Pour rejoindre Smolensk, la Grande Armée doit désormais emprunter la même route qu'à l'aller, qu'elle a dévastée lors de sa marche en avant. Or, au même moment, les problèmes d'approvisionnement deviennent cruciaux car les soldats se sont plus encombrés d'objets pillés que de nourriture. Il faut aussi compter avec la pluie, une pluie fine et pénétrante, qui enrhume et démoralise.

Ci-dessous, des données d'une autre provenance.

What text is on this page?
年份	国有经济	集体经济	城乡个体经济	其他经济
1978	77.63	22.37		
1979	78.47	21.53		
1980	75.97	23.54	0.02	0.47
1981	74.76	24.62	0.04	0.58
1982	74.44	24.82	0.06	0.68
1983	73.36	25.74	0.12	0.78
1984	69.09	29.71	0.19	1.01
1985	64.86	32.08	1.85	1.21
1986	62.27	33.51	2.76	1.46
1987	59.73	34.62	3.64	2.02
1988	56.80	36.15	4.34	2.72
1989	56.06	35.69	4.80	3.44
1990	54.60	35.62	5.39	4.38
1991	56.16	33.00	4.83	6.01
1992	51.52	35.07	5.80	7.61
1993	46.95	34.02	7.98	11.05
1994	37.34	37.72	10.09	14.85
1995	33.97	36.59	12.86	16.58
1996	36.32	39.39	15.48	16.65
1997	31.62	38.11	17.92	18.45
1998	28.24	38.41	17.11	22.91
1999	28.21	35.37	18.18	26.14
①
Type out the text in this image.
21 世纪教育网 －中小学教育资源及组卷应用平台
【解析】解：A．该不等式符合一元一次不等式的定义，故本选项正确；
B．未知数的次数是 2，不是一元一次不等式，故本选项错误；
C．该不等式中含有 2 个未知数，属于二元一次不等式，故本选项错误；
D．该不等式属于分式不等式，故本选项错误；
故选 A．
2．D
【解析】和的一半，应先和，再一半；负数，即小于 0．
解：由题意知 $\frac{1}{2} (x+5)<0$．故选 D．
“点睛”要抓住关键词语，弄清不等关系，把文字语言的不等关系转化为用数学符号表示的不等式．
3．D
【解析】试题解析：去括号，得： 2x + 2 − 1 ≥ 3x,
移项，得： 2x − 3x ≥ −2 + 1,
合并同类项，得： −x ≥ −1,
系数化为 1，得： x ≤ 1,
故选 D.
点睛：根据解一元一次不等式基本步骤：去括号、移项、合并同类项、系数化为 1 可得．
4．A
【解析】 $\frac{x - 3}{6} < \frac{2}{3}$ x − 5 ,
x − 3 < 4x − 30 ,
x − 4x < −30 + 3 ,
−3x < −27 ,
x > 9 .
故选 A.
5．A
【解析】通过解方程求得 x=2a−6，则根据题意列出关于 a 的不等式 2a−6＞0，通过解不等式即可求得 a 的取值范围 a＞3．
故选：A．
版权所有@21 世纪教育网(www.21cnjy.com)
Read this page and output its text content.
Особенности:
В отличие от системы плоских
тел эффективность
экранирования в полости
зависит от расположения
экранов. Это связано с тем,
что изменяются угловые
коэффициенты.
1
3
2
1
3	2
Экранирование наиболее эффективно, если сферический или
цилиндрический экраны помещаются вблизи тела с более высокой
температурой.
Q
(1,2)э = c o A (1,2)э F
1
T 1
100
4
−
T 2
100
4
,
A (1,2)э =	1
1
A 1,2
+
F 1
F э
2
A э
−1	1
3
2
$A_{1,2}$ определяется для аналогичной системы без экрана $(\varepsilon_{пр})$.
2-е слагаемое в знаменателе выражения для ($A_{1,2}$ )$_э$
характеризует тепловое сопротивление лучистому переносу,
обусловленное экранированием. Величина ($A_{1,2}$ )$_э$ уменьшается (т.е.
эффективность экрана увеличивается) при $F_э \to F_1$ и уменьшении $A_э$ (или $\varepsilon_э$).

La découverte du champ de bataille de Borodino, où ils avaient combattu deux mois auparavant, porte un coup au moral des soldats de la Grande Armée : « On voyait, conte le sergent Bourgogne, sortir de terre des jambes, des bras et des têtes ; presque tous ces cadavres étaient des Russes, car les nôtres, autant que possible, nous leur avions donné la sépulture. Mais comme tout cela avait été fait à la hâte, les pluies qui étaient survenues depuis en avaient mis une partie à découvert. Rien de plus triste à voir que tous ces morts qui, à peine, conservaient une forme humaine. [...] Lorsque nous fûmes arrêtés, nous nous occupâmes de nous abriter, afin de passer la nuit le mieux possible. Nous fîmes du feu avec les débris d'armes, de caissons, d'affûts de canon ; nous fûmes embarrassés, car la petite rivière qui coulait près de notre camp, était remplie de cadavres en putréfaction. » Les hourras des cosaques achèvent d'effrayer l'armée. Certes, Koutouzov se contente de la suivre, en marchant sur son flanc gauche. Mais il coordonne les incessants harcèlements que mènent ses redoutables cavaliers avides de piller à leur tour les Français. Et ces coups de main contribuent à l'affolement des troupes.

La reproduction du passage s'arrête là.